News: Aircrew training saves lives
Story by Sgt. Jonathan Thibault
FORT CARSON, Colo. - Flight crews learned to use a high-tech piece of equipment that could save their lives in the event their helicopter goes down, during classes at Butts Army Airfield Jan. 28-31.
The Combat Survivor Evader Locator class was the first held for soldiers of 4th Combat Aviation Brigade, 4th Infantry Division, since the unit received the radios.
“The purpose of this training is to provide instruction to soldiers regarding the loading, upgrading, maintenance, troubleshooting and functions of the CSEL equipment,” said Matthew P. Leib, CSEL instructor.
The equipment serves as a radio and beacon and allows pilots and crew members to communicate with headquarters in areas where other radios wouldn’t work. The 4th CAB received about 150 CSEL radios and 10 sets of CSEL loading equipment.

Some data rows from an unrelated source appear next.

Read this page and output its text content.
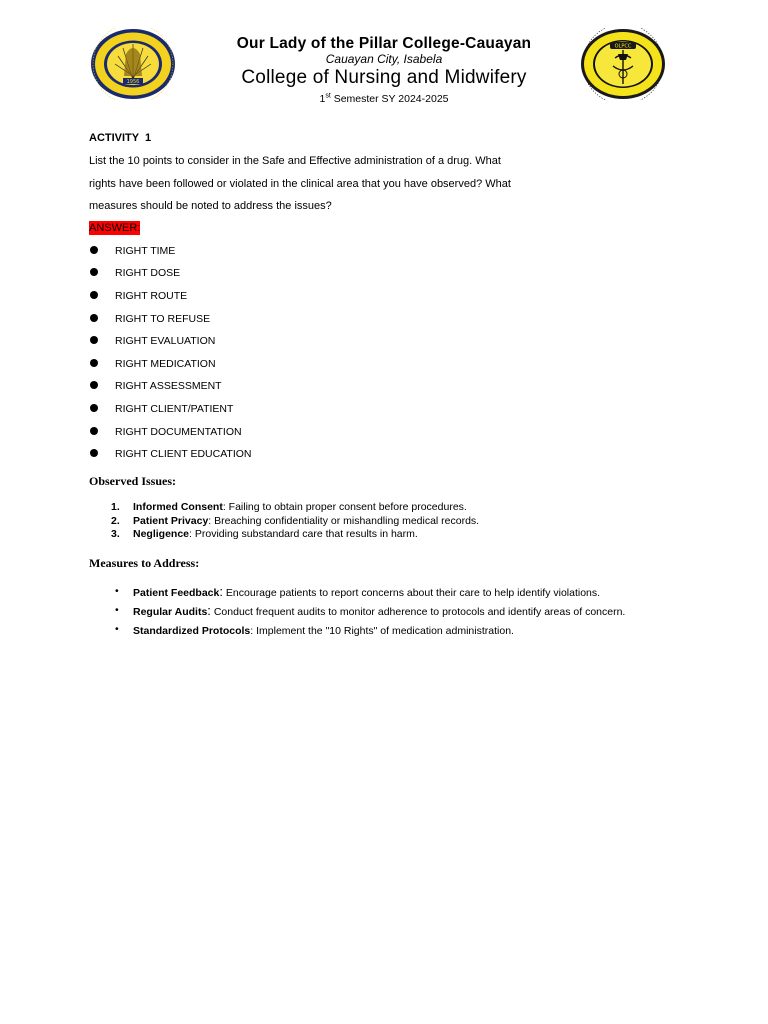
1956
OLPCC
Our Lady of the Pillar College-Cauayan
Cauayan City, Isabela
College of Nursing and Midwifery
1st Semester SY 2024-2025
ACTIVITY  1
List the 10 points to consider in the Safe and Effective administration of a drug. What
rights have been followed or violated in the clinical area that you have observed? What
measures should be noted to address the issues?
ANSWER:
RIGHT TIME
RIGHT DOSE
RIGHT ROUTE
RIGHT TO REFUSE
RIGHT EVALUATION
RIGHT MEDICATION
RIGHT ASSESSMENT
RIGHT CLIENT/PATIENT
RIGHT DOCUMENTATION
RIGHT CLIENT EDUCATION
Observed Issues:
1. Informed Consent: Failing to obtain proper consent before procedures.
2. Patient Privacy: Breaching confidentiality or mishandling medical records.
3. Negligence: Providing substandard care that results in harm.
Measures to Address:
• Patient Feedback: Encourage patients to report concerns about their care to help identify violations.
• Regular Audits: Conduct frequent audits to monitor adherence to protocols and identify areas of concern.
• Standardized Protocols: Implement the "10 Rights" of medication administration.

The first three days of the class were for flight operation soldiers, who are in charge of maintaining and loading information into the CSEL equipment. The last two days trained the pilots, crew chiefs and crew members to properly troubleshoot and use the functions of the CSEL radios.
“This is my first time dealing with CSEL equipment,” said Spc. Darries Day, flight operations, 2nd General Support Aviation Battalion, 4th Aviation Regiment, 4th CAB, 4th Infantry Division. “Getting the hands-on training with the CSEL equipment has taught me a lot in just three days.”

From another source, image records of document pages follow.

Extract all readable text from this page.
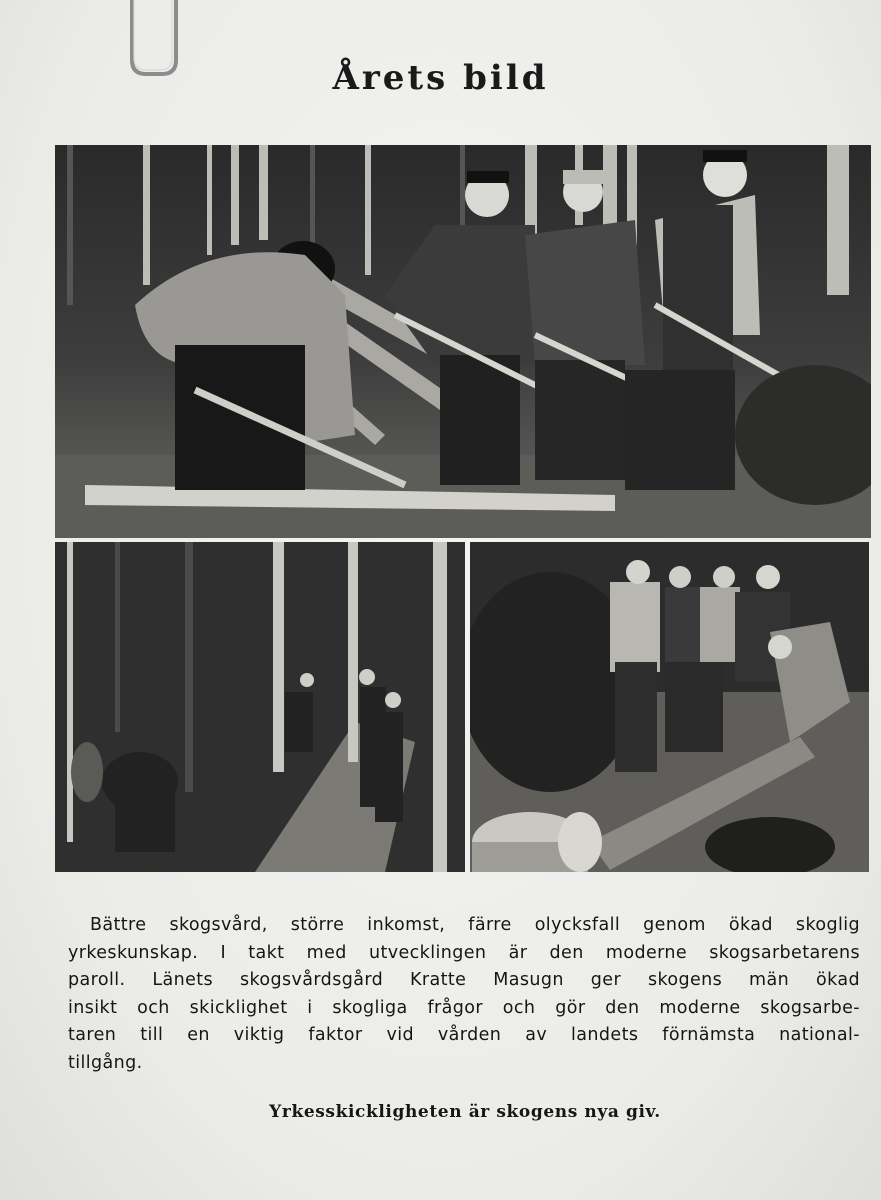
Årets bild
Bättre skogsvård, större inkomst, färre olycksfall genom ökad skoglig
yrkeskunskap. I takt med utvecklingen är den moderne skogsarbetarens
paroll. Länets skogsvårdsgård Kratte Masugn ger skogens män ökad
insikt och skicklighet i skogliga frågor och gör den moderne skogsarbe-
taren till en viktig faktor vid vården av landets förnämsta national-
tillgång.
Yrkesskickligheten är skogens nya giv.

Chief Warrant Officer 3 Lee E. Kokoszka, battalion tactical operations officer, Headquarters and Headquarters Company, 2nd GSAB, 4th Aviation Regiment, will eventually oversee all the battalion’s CSEL training for pilots, crew members and flight operations.
“This training is a key tool to help us enable pilots, crews and crew chiefs to facilitate their own recovery,” said Kokoszka. “The training is a good thing, because our guys get hands-on training which enables us to learn from the base level and all the way up.”
The CSEL is not like the survival radios of the past. It needs constant upgrade and maintenance. The training on it is necessary, because, if used properly, CSEL is a critical factor in personnel recovery, and is a proven lifesaver, Leib said.
“If all the crew chiefs and pilots know how to use the CSEL equipment, the survival rate jumps up a couple of notches,” said Day. “Knowledge is power, and knowing how to work your equipment can save your life one day.”
The equipment is critical in helping rescue downed soldiers quickly.
“The CSEL equipment allows us to find individuals faster, where their location is and what kind of situation they are in at the time,” said Kokoszka.
The initial CSEL class taught by Leib consisted of flight operation soldiers and 30 pilots. Future classes for the 4th CAB will be taught by the soldiers and pilots who completed this iteration of CSEL training.